Moon Rocks, Risk-Taking and How Not to Get Killed in Space
On any given day, it’s impossible to attend every single special lecture or event hosted at the University of Michigan. It’s even tough to keep track of what’s happening without feeling exhausted.
But when a Chronicle reader alerted us to astronaut Jim McDivitt‘s lecture on Friday and expressed regret that she wasn’t able to attend, that was enough to launch us into action.
It propelled us all the way to UM’s North Campus and its François-Xavier Bagnoud (FXB) building, where the aerospace engineering department is housed. An admission: Here at The Chronicle, we’re not aerospace engineers. That’s why we went with some trepidation that McDivitt’s lecture would be a difficult one, if not downright boring.
Our worries were allayed when McDivitt walked into the building’s corridor with a posse of College of Engineering folks and stopped by the sizeable permanent display there in his honor. “There’s the moon rock, yep,” he said, looking at what seemed like a small chunk of gravel encased in a clear plastic box, which was covered with a film of dust. “Come on, Tony,” he quipped, turning to Tony England, CoE’s associate dean of academic affairs. “Get this damn thing cleaned up!”
From that we learned that the 79-year-old McDivitt is 1) funny, and 2) not one to mince words. His lecture reflected those qualities, and gave his audience a window into NASA’s glory days of space exploration. Here are some highlights:
• “Flying in space is not safe and never will be.” He related some rather harrowing stories about near-misses and seat-of-the-pants fixes – or “real-time engineering” – done on various space missions. One of them involved two men with broomsticks. Seriously. (And McDivitt still has one piece of the broomstick mounted on a plaque.) Another tale involved the first space-walk mission with Ed White, when they weren’t able to close the hatch and had to work in the dark to fix it – or else face burning up on re-entry.

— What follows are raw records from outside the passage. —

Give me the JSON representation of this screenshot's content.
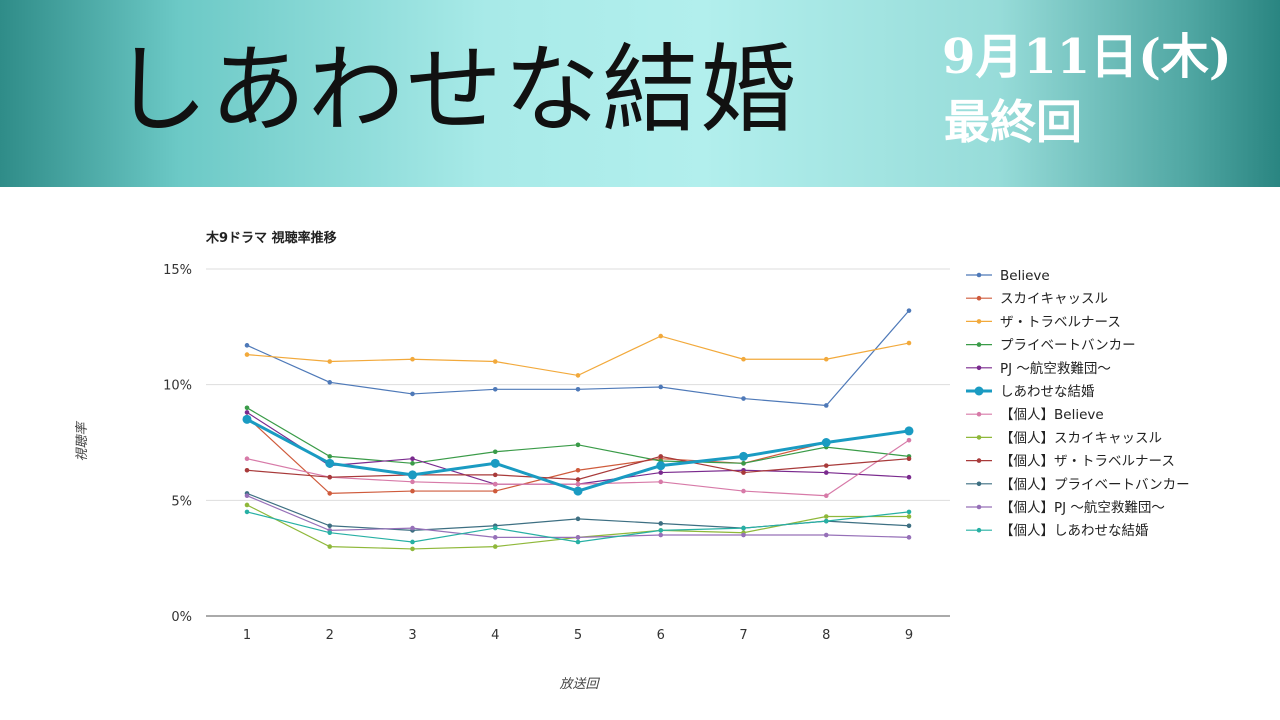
{
  "header": {
    "title": "しあわせな結婚",
    "air_date": "9月11日(木)",
    "episode": "最終回"
  },
  "chart_data": {
    "type": "line",
    "title": "木9ドラマ 視聴率推移",
    "xlabel": "放送回",
    "ylabel": "視聴率",
    "x": [
      1,
      2,
      3,
      4,
      5,
      6,
      7,
      8,
      9
    ],
    "ylim": [
      0,
      15
    ],
    "yticks": [
      "0%",
      "5%",
      "10%",
      "15%"
    ],
    "grid": true,
    "legend_position": "right",
    "series": [
      {
        "name": "Believe",
        "color": "#4e79b8",
        "values": [
          11.7,
          10.1,
          9.6,
          9.8,
          9.8,
          9.9,
          9.4,
          9.1,
          13.2
        ]
      },
      {
        "name": "スカイキャッスル",
        "color": "#cf5b3c",
        "values": [
          8.6,
          5.3,
          5.4,
          5.4,
          6.3,
          6.8,
          6.6,
          7.5,
          8.0
        ]
      },
      {
        "name": "ザ・トラベルナース",
        "color": "#f2a93b",
        "values": [
          11.3,
          11.0,
          11.1,
          11.0,
          10.4,
          12.1,
          11.1,
          11.1,
          11.8
        ]
      },
      {
        "name": "プライベートバンカー",
        "color": "#3a9b48",
        "values": [
          9.0,
          6.9,
          6.6,
          7.1,
          7.4,
          6.7,
          6.6,
          7.3,
          6.9
        ]
      },
      {
        "name": "PJ 〜航空救難団〜",
        "color": "#7a2a8e",
        "values": [
          8.8,
          6.5,
          6.8,
          5.7,
          5.7,
          6.2,
          6.3,
          6.2,
          6.0
        ]
      },
      {
        "name": "しあわせな結婚",
        "color": "#1a9bc2",
        "bold": true,
        "values": [
          8.5,
          6.6,
          6.1,
          6.6,
          5.4,
          6.5,
          6.9,
          7.5,
          8.0
        ]
      },
      {
        "name": "【個人】Believe",
        "color": "#d77aa8",
        "values": [
          6.8,
          6.0,
          5.8,
          5.7,
          5.7,
          5.8,
          5.4,
          5.2,
          7.6
        ]
      },
      {
        "name": "【個人】スカイキャッスル",
        "color": "#8fb83a",
        "values": [
          4.8,
          3.0,
          2.9,
          3.0,
          3.4,
          3.7,
          3.6,
          4.3,
          4.3
        ]
      },
      {
        "name": "【個人】ザ・トラベルナース",
        "color": "#a83a3a",
        "values": [
          6.3,
          6.0,
          6.1,
          6.1,
          5.9,
          6.9,
          6.2,
          6.5,
          6.8
        ]
      },
      {
        "name": "【個人】プライベートバンカー",
        "color": "#3d6f82",
        "values": [
          5.3,
          3.9,
          3.7,
          3.9,
          4.2,
          4.0,
          3.8,
          4.1,
          3.9
        ]
      },
      {
        "name": "【個人】PJ 〜航空救難団〜",
        "color": "#9670b8",
        "values": [
          5.2,
          3.7,
          3.8,
          3.4,
          3.4,
          3.5,
          3.5,
          3.5,
          3.4
        ]
      },
      {
        "name": "【個人】しあわせな結婚",
        "color": "#27b0a4",
        "values": [
          4.5,
          3.6,
          3.2,
          3.8,
          3.2,
          3.7,
          3.8,
          4.1,
          4.5
        ]
      }
    ]
  }
}
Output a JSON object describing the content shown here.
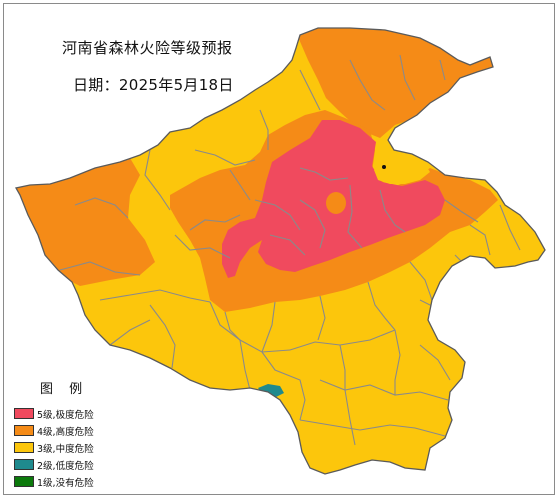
{
  "title": "河南省森林火险等级预报",
  "date_line": "日期：2025年5月18日",
  "legend": {
    "title": "图 例",
    "items": [
      {
        "label": "5级,极度危险",
        "color": "#f04a5e"
      },
      {
        "label": "4级,高度危险",
        "color": "#f58b17"
      },
      {
        "label": "3级,中度危险",
        "color": "#fcc60c"
      },
      {
        "label": "2级,低度危险",
        "color": "#1f8a8e"
      },
      {
        "label": "1级,没有危险",
        "color": "#0c7a0c"
      }
    ]
  },
  "colors": {
    "border": "#5a5a5a",
    "county_lines": "#8a8a8a"
  }
}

• The point of those stories is this: “We were risk-takers,” McDivitt says, referring to both his colleagues and the nation as a whole. Today, in sharp contrast, “we want to sue each other all the time and we want to fix blame.” It’s all about assessing risks and rewards – and these days, he said, we don’t have the moral fiber to take the kinds of risks that manned space travel entails. “I’m not sure the country today are risk-takers – except maybe in financial management.”
• Ethics: The College of Engineering should take a leadership role in teaching ethics to its students, McDivitt says. They’ll encounter situations in their work and in business that will test their convictions, and they need to have high standards for dealing with ethical dilemmas.
• Fixed-wing pilots – who, McDivott says, “really know how to fly,” refer to astronauts as “garbage can pilots.” McDivott, of course, was both.
• McDivitt lived through the days when astronauts were hailed as heros and given parades upon their return. He also witnessed the nation’s decline in interest: During the last mission he led – Apollo 14, in 1971 – the crew had landed on the moon but the three major TV networks were airing baseball, golf and a soap opera. “The bloom was off the rose,” he said.
• McDivitt went to UM on an Air Force scholarship after fighting in the Korean War, and graduated in 1959 with a degree in aeronautical engineering. (One of his former professors was in the audience at Friday’s lecture.) He has served on the College of Engineering’s national advisory board, and funded an endowed scholarship for the college.
• Before his talk, McDivitt presented UM structural engineering student Heather Muñoz with one of those giant photo-opp checks for $10,000 – a prestigious scholarship awarded by the Astronaut Scholarship Foundation.